There are also the obvious stakes of the game, especially for Seattle.

If the Seahawks win, then they are right smack in the race for the NFC West, especially with the knowledge that the 49ers have to return to Seattle for the regular-season finale Dec. 29.


A Seattle victory also strikes something of a psychological blow at a San Francisco team that is off to one of the best starts in NFL history but is also just months removed from having finished 4-12.

But if the Seahawks lose, their odds of even making the playoffs take a major hit, especially considering the road that is ahead.  Monday’s game begins a streak of four of five on the road, all against teams that entered the weekend with winning records and playoff hopes of their own.

ESPN’s playoff leverage calculator assessed that no team in the NFC had more riding on its game heading into this weekend than the Seahawks — a difference of 26% in terms of Seattle’s playoff odds with a win or a loss.

The New York Times’ playoff simulator sees it similarly, giving Seattle an 81% chance of making the playoffs with a win Monday and 53% with a loss (though losses by the Rams and Panthers on Sunday helped).

But Carroll has long lived by the mantra that they all count the same, one that his players — whether they believe it or not — tend to publicly parrot.

“Every game is like that,’’ Carroll responded when asked this week about a win potentially setting up the Seahawks well for the stretch run. “Which game is the one that you needed to get when you look back?’’


Indeed, who knew that the season opener in 2013 at Carolina would prove to be the key to it all?

But if nothing else, what this game could mean for the division and getting home field in the playoffs is significant. Consider that the NY Times calculator gives the 49ers a 94% chance of winning the division.

“Every game is extraordinarily important,’’ Carroll said. “Of course, the obvious is that we’re in the same division, so it’s a big deal in that regard.’’

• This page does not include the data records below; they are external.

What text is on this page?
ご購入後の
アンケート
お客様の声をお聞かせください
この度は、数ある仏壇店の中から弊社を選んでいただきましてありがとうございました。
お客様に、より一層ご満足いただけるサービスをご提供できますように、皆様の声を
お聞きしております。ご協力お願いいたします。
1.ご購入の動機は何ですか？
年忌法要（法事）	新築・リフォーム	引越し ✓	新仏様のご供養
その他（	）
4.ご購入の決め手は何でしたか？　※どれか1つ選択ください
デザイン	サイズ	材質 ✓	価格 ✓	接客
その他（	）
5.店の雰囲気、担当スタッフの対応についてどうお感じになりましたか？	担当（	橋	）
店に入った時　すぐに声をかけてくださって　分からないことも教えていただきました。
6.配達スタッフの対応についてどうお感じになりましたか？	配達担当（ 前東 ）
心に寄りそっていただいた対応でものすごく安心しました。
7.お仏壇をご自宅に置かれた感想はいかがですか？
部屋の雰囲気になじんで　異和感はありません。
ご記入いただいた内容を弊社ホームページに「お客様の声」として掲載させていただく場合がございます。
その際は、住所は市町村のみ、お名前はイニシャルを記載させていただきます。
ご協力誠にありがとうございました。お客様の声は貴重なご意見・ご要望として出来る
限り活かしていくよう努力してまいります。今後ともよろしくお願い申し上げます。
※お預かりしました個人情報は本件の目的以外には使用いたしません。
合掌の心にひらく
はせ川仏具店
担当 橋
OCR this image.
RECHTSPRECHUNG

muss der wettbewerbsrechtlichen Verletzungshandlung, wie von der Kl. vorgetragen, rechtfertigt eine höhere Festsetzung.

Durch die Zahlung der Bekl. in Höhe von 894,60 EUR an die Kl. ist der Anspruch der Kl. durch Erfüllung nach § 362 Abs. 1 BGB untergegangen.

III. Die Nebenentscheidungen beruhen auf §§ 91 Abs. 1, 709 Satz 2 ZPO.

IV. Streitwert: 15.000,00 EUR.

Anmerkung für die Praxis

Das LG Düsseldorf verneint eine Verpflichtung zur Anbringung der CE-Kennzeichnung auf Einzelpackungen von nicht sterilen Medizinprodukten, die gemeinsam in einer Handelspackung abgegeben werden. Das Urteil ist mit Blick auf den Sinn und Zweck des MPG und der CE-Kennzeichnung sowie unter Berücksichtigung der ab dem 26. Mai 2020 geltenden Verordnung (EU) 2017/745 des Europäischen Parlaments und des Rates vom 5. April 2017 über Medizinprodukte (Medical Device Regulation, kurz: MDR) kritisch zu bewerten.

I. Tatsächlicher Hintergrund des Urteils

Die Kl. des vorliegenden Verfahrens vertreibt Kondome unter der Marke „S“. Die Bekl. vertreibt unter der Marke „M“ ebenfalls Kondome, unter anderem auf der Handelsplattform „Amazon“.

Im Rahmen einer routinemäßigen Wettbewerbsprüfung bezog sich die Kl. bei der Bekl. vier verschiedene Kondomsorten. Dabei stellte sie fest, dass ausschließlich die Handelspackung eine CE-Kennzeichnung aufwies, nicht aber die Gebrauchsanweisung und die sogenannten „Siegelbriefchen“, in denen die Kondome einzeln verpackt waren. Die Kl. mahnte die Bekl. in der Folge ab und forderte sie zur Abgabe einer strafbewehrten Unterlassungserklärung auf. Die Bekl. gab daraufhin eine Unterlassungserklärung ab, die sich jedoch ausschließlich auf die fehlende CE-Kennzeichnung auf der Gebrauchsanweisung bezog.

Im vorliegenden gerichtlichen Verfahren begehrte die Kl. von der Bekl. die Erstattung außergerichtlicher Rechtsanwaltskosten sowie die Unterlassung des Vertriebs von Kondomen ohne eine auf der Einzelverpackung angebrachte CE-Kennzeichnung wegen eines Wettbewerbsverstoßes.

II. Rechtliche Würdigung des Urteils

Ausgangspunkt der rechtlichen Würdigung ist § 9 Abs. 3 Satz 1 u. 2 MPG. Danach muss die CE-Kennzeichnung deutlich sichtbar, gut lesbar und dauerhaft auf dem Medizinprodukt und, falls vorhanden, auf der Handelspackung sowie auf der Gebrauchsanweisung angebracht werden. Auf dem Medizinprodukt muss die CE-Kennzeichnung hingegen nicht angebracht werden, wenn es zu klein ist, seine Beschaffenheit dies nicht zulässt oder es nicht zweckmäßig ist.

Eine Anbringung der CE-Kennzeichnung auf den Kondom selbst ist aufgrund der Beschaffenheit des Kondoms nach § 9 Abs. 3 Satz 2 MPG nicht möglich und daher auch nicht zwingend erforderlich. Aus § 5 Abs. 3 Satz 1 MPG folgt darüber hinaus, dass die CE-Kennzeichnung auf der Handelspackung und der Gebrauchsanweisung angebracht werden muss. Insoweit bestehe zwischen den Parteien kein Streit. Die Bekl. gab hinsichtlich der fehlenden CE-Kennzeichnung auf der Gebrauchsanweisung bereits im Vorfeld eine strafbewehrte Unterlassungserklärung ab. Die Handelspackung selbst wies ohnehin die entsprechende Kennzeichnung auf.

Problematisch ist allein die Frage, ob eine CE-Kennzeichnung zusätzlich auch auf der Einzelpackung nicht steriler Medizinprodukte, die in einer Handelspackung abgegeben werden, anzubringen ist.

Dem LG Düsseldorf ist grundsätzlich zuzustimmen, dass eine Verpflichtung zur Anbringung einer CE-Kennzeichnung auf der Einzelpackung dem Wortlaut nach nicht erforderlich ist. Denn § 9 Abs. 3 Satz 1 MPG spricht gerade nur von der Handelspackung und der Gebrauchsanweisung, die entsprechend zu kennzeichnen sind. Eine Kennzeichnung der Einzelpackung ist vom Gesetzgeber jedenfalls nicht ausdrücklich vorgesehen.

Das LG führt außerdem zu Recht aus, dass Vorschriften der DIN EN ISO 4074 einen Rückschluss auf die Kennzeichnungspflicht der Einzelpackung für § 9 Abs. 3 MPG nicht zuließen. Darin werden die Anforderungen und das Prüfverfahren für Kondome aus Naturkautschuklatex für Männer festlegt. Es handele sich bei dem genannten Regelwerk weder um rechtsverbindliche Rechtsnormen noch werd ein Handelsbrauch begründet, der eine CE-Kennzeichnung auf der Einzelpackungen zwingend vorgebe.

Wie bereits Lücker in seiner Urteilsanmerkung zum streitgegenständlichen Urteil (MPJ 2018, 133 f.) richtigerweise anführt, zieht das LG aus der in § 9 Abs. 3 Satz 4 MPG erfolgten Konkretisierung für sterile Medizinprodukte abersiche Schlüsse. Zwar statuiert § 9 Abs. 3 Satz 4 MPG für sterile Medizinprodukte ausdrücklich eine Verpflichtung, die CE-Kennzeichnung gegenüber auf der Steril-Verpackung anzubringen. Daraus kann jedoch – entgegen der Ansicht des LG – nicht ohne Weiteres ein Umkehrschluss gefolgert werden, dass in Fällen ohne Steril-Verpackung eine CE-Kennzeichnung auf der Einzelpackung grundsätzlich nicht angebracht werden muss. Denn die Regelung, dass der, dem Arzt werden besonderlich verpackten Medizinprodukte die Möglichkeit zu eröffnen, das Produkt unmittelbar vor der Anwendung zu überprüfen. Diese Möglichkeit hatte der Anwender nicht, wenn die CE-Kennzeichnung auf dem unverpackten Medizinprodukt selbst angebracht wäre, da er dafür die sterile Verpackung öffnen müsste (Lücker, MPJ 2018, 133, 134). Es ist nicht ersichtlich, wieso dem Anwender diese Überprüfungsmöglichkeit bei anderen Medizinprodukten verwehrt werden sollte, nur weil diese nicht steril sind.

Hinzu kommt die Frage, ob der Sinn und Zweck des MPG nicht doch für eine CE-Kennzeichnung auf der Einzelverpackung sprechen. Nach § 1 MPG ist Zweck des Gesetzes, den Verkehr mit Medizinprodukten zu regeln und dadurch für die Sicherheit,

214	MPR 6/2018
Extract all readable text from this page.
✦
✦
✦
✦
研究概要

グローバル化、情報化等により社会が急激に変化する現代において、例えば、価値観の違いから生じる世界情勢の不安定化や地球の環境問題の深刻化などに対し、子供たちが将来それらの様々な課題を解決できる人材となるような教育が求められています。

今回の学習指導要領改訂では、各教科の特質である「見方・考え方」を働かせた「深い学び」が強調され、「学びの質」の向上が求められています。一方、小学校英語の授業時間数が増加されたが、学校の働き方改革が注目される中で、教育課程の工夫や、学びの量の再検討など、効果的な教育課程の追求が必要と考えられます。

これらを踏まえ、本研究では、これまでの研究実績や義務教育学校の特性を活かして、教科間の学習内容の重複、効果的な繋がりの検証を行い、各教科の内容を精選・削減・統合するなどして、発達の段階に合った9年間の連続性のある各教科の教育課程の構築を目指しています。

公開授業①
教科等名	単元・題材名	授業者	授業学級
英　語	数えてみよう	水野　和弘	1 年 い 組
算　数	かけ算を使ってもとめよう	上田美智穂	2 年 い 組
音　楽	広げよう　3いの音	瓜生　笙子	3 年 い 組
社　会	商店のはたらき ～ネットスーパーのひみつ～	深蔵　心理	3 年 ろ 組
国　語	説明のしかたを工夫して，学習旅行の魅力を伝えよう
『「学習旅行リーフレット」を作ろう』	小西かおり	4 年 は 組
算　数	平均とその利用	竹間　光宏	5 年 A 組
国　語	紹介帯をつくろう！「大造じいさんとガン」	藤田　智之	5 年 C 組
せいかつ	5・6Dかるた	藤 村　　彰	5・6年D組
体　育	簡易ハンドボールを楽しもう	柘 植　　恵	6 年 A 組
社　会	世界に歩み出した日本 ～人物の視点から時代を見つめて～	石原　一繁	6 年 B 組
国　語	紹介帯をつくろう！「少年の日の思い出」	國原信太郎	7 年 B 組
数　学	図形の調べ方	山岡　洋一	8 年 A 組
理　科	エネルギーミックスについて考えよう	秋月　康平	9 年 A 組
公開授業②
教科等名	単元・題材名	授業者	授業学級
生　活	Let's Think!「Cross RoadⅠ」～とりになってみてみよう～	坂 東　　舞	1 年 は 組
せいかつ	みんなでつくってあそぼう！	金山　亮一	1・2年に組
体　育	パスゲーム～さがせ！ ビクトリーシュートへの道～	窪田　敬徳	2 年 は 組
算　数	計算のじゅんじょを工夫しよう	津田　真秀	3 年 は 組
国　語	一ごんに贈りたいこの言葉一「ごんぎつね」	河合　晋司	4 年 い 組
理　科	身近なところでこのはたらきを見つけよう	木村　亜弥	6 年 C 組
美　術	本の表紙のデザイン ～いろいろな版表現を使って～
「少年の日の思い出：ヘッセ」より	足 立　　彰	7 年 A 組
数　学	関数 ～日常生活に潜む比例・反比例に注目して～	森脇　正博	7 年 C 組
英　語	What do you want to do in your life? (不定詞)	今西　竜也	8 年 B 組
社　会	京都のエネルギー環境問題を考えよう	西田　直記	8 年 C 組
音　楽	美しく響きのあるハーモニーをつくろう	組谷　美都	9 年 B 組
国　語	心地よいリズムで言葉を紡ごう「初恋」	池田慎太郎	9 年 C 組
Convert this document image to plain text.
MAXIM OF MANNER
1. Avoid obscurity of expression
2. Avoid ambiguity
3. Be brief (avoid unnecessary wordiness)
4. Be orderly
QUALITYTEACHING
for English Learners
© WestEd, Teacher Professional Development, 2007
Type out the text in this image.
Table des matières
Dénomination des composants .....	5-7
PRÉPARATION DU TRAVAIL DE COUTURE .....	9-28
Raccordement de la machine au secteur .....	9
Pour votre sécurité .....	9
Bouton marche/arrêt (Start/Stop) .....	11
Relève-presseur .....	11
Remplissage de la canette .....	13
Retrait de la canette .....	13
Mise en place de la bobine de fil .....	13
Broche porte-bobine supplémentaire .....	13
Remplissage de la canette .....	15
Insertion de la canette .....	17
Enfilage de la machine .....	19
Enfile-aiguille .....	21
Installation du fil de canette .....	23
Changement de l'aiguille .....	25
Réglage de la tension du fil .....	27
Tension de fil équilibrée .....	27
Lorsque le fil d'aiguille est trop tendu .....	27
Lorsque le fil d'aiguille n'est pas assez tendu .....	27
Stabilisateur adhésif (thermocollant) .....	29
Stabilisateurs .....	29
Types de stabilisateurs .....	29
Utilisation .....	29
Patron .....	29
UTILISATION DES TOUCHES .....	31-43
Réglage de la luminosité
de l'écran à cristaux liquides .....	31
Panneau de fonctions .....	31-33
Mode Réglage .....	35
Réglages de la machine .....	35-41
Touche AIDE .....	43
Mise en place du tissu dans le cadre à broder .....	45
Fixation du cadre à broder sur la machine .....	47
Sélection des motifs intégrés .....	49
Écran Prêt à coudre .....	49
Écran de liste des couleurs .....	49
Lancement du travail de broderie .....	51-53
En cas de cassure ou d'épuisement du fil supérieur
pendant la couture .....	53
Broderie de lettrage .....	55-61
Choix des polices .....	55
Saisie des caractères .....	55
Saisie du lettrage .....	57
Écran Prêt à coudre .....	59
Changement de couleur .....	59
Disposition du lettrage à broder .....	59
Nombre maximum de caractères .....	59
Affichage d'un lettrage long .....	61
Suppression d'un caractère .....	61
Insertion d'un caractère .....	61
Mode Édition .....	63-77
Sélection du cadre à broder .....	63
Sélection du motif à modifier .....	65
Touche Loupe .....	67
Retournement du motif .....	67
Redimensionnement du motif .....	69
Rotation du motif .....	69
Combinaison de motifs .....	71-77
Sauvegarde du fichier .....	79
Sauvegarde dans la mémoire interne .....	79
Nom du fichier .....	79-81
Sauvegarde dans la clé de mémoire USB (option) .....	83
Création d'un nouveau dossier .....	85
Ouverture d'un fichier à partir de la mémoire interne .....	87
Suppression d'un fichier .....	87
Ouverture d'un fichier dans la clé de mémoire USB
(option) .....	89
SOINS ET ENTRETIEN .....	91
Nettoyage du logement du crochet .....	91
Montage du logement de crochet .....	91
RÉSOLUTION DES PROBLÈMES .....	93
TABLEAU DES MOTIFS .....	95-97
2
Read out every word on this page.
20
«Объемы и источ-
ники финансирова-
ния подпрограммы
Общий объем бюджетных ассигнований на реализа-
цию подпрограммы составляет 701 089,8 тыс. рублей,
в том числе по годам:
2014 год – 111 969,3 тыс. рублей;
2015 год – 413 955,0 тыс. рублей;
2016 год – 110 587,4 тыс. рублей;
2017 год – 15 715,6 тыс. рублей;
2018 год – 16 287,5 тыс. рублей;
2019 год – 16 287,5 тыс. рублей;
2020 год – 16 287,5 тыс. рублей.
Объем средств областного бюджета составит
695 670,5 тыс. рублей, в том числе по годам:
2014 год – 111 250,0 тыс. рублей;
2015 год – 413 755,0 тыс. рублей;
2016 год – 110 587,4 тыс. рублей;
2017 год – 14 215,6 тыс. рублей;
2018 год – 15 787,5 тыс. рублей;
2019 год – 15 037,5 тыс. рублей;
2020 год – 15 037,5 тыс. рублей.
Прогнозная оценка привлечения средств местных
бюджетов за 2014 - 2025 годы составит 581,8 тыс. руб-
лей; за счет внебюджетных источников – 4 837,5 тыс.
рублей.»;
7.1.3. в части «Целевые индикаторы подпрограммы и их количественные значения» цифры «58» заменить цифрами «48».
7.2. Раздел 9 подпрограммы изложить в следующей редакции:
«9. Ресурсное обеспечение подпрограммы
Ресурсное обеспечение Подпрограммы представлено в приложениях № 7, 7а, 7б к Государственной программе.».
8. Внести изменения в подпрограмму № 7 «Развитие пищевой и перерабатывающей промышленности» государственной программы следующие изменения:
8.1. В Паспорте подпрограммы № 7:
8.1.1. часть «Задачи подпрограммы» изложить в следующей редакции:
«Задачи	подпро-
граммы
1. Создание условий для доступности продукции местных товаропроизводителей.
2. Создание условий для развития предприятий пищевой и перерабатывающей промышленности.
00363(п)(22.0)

It also feels big simply for establishing just who the Seahawks really are — legitimate contenders, as their record suggests, or suspect pretenders carried to some unlikely wins largely on the shoulders of a quarterback playing at a MVP level, as many of their stats hint?

The defense has been the primary culprit, Seattle allowing 25.6 points per game, more than all but 10 other teams.

Veterans Bobby Wagner and K.J. Wright, the only two defensive players left from the Super Bowl teams, each essentially called out the defense this week, saying the discipline and trust in each other and the system need to be better.


“I feel like we have that capability, we have that in us,’’ Wagner said. “We just have to do it consistently.’’

Monday would be an ideal time to start doing that against a 49ers offense averaging 29.3 points per game, third most in the NFL.

Seattle isn’t far behind at 27.6 per game but now faces a San Francisco defense that is first in the NFL in fewest yards allowed (241 per game) and second in points (12.8 per game).

But like the Seahawks, the 49ers have largely feasted on losing teams — each, in fact, is 6-0 against teams that entered the weekend at .500 or below.

Wagner this week said he could tell  the 49ers were building something, citing the addition last year of former Seahawk Richard Sherman and a line that features a slew of high picks, including rookie end Nick Bosa, the No. 2 overall selection in 2019 who has seven sacks so far.

“You knew that if they were able to put it together it was going to be something special and they’ve been able to do it so far,’’ Wagner said.


But as Wagner then noted, the 49ers haven’t faced any quarterback yet playing as well as Wilson.

“We’ll see how they fare against Russ,’’ Wagner said.

Indeed, the eyes of an NFL nation that began the year skeptical of the 49ers will tune in eager to see if San Francisco is really ready to be coronated as the team to beat in the NFC, as will a Levi’s Stadium crowd that figures to be as raucous as it has for any game since the 49ers moved to Santa Clara in 2014, ready to again fall fully in love with their team.

Just one of 16, maybe, but one that somehow figures to count for a little bit more.